I parse the url and check if the main domain is in the dictionary. If it is, then I retrieve the necessary component names and scrape accordingly:

parsing_information = ingredient_parsers.get(o.netloc, "")

    if parsing_information:
        print("found for ", parsing_information)
        # get information for the title
        component, attribute, name = parsing_information["title"]

        try:
            recipe_title = soup.find(component, {attribute: name}).get_text()
        except AttributeError:
            recipe_title = soup.title.get_text()  # we get some kind of name if we can't parse the actual recipe

        # get information for the lines
        component, attribute, name = parsing_information["lines"]
        ingredients = soup.find_all(component, {attribute: name})
        ingredient_lines = [line.get_text() for line in ingredients]

(Here, “o” is a urlparse object initialized with the provided url.)

Of course, some websites are a bit more complicated. For these, I actually have to make a specific function to scrape from them. I tried to make this as easy as possible as well, however, by creating a second dictionary that stores the functions:

def get_recipe_food52(soup):
    print("getting from food52")
    ingredient_div = soup.find("div", {"class": "recipe__list"})
    ingredient_list = ingredient_div.find("ul")
    ingredient_items = ingredient_list.find_all("li")

    ingredient_lines = []

    for line in ingredient_items:
        line = line.text.replace("\n", " ")
        s_line = line.split()
        line = " ".join(s_line)
        ingredient_lines.append(line)

    try:
        title = soup.find("h1", {"class": "recipe__title"}).get_text()
    except AttributeError:
        title = soup.title.get_text()

    return {
        "title": title,
        "recipe_lines": ingredient_lines
    }

...

ingredient_functions = {
    "food52.com": get_recipe_food52,
    ...

This way, I can check if the domain name is in the second list, and return the information right then and there:

elif o.netloc in ingredient_functions:
    return ingredient_functions[o.netloc](soup)

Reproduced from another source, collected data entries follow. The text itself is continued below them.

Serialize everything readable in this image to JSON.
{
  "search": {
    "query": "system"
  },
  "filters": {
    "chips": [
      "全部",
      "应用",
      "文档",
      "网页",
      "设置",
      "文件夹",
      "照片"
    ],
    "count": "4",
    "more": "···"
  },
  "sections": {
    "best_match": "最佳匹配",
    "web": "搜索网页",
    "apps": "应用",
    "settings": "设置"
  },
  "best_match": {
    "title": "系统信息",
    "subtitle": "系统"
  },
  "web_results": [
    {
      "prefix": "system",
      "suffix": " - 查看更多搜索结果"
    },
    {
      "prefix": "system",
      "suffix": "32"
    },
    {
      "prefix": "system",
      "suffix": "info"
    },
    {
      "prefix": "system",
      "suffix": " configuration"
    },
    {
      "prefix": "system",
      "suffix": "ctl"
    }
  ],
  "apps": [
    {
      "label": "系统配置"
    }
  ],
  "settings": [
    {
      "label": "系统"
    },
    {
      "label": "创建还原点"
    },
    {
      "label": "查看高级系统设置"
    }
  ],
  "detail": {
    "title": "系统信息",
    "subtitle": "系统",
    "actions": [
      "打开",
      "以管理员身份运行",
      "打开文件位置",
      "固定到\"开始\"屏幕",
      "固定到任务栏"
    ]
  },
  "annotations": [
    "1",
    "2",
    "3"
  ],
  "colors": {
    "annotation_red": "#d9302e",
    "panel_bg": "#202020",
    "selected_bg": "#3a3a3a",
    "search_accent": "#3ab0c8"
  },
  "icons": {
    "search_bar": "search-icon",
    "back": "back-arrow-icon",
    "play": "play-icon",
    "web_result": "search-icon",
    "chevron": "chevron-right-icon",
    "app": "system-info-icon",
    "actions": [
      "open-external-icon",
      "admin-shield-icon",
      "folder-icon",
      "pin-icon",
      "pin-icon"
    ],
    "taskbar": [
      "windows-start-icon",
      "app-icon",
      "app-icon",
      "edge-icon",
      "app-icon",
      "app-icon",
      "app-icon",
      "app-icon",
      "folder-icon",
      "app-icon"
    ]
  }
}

There are a few other small tricks that I’m using to make this process easier. For one, many of the recipe blogs are Wordpress based, and use one of the many Wordpress plugins for recipe blogs. I created standard templates for the websites that use them, such as this one for Wordpress Recipe Maker:

# repeated attributes for sites using WordPress Recipe maker
wprm_scrapers = {
    "title": ("h2", "class", "wprm-recipe-name"),
    "lines": ("li", "class", "wprm-recipe-ingredient")
}
...
# in my main ingredient_parsers dictionary
"minimalistbaker.com": wprm_scrapers,
"www.budgetbytes.com": wprm_scrapers

Another plugin requires its own function to parse, but luckily that function can be used on more than one recipe:

# function for scraping websites that use the TastyRecipes plugin
def get_recipe_tastyrecipes(soup):
    ingredient_div = soup.find("div", {"class": "tasty-recipe-ingredients"})
    ingredient_lines = ingredient_div.find_all("li")
    recipe_lines = []
    for line in ingredient_lines:
        recipe_lines.append(line.text)
        print(line.text)

    recipe_title_div = soup.find("div", {"class": "tasty-recipes"})
    recipe_title = recipe_title_div.find("h2")

    return {
        "title": recipe_title.text,
        "recipe_lines": recipe_lines
    }

...

# in ingredient_functions dictionary:
"cookieandkate.com": get_recipe_tastyrecipes,

… and so on and so forth. There are a lot of sites out there, and there’s no way I could get them all, but I’d like to have enough that the odds are fairly good you’ll be using a site that’s covered. Regardless, I had quite a bit of fun working on this code; one of the things I enjoy the most is figuring out new ways to solve problems that would require a lot of busy work to do otherwise. Writing out a specified function for every single recipe website would have been a lot of unneeded work.

Anyway, that’s all I’ve got for now, but I’ll be posting some new updates to the recipe parser as I go. I have a feeling that I’m almost done with this one, at least for now. Huh, finishing a project. Great feeling.